There was no necessity to tell the firemen to scatter by the time Marty had gone inside again to obey the chief's order. A mighty totter and rumble had sent the firemen groping wildly toward windows and doors, and many of the men jumped from windows a story above the street. Marty slid to the ground astride a ladder, and while he and his companions were stampeding from the shaky walls Barnum's Museum collapsed with a long roar.

That was the time the new or paid department was coming into being. One by one the old volunteers were being honorably discharged. By November of that year the department was quite organized.

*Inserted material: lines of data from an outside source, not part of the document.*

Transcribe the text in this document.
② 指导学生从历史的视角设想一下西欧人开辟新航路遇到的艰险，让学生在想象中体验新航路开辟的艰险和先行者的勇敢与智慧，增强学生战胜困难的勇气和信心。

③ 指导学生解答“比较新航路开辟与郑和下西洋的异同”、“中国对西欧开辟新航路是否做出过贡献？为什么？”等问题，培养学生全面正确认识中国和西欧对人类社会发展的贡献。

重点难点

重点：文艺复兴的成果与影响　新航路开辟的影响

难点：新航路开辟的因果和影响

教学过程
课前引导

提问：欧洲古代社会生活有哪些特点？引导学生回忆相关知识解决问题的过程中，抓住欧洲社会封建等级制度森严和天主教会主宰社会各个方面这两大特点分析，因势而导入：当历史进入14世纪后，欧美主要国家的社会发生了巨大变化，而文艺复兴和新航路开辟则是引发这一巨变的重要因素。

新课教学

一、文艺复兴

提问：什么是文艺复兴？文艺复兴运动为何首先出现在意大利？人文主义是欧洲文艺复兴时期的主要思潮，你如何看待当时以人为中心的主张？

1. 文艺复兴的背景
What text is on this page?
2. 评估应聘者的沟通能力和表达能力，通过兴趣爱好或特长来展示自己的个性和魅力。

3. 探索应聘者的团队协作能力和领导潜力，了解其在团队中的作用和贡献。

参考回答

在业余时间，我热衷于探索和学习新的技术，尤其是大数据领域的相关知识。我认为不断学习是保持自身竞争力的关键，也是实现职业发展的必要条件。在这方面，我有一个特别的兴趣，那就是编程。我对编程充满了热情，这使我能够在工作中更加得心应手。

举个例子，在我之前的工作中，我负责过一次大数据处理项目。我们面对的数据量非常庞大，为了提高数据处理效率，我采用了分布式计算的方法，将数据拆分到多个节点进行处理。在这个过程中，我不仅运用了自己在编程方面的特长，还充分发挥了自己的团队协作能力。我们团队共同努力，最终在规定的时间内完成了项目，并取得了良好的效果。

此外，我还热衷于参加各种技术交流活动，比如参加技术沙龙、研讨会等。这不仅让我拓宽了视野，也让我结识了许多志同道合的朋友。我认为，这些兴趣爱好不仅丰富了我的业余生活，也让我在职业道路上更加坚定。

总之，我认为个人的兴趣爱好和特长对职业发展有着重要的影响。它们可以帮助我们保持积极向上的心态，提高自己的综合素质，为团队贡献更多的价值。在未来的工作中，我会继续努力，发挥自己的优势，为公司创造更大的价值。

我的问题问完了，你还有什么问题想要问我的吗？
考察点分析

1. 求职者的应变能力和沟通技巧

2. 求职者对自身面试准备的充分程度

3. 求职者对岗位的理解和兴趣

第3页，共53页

The esteem in which the old volunteers were held in the days of their glory scarcely is appreciated by the present generation in Manhattan. Half a dozen Mayors, perhaps more, in the early days owed their position almost altogether to their prominence as firemen, and in fact it was from the ranks of the volunteer smoke eaters that most of the public offices of the day were filled. p> There came a time toward the close of the activity of the volunteers when a few of the thoughtless and hot headed among them caused the glory of the organization to be dimmed a bit. Year by year the rivalry among the companies due to the eagerness of each to be the first to arrive at the blaze grew more bitter. There were accusations even that friends of the men in one company would try to block the way of a rival crowd trundling a hose cart or hand engine along.

A street fight between the members of Engine companies 40 and 53 while both were headed for a downtown fire was the last straw. There was a collision of men and engines as each party tried to crowd the other aside.

One enthusiast took out time to punch the nearest member of the rival crowd. That was the signal for all to forget the blaze and drop everything to fight it out then and there. And while the fire blew merrily onward there was a gorgeous fight underway that developed one of the best crops of broken noses ever seen on the island.

All New York raised a hue and cry the next day. The newspapers thundered their stormiest and the city helped to swell the chorus of disgust. The protests of the press continued so steadily that soon the disbandment of the last of the companies followed.

It is unfortunate that the volunteer firemen passed out under a cloud because of the actions of the rowdies of the department. Almost all of the best known men of their day ran with the old hand engines, and they gave their time day or night without pay or reward of any kind except the esteem of their neighbors and the joy of fighting the flames, for your fire company was your religion when Marty Keese was young.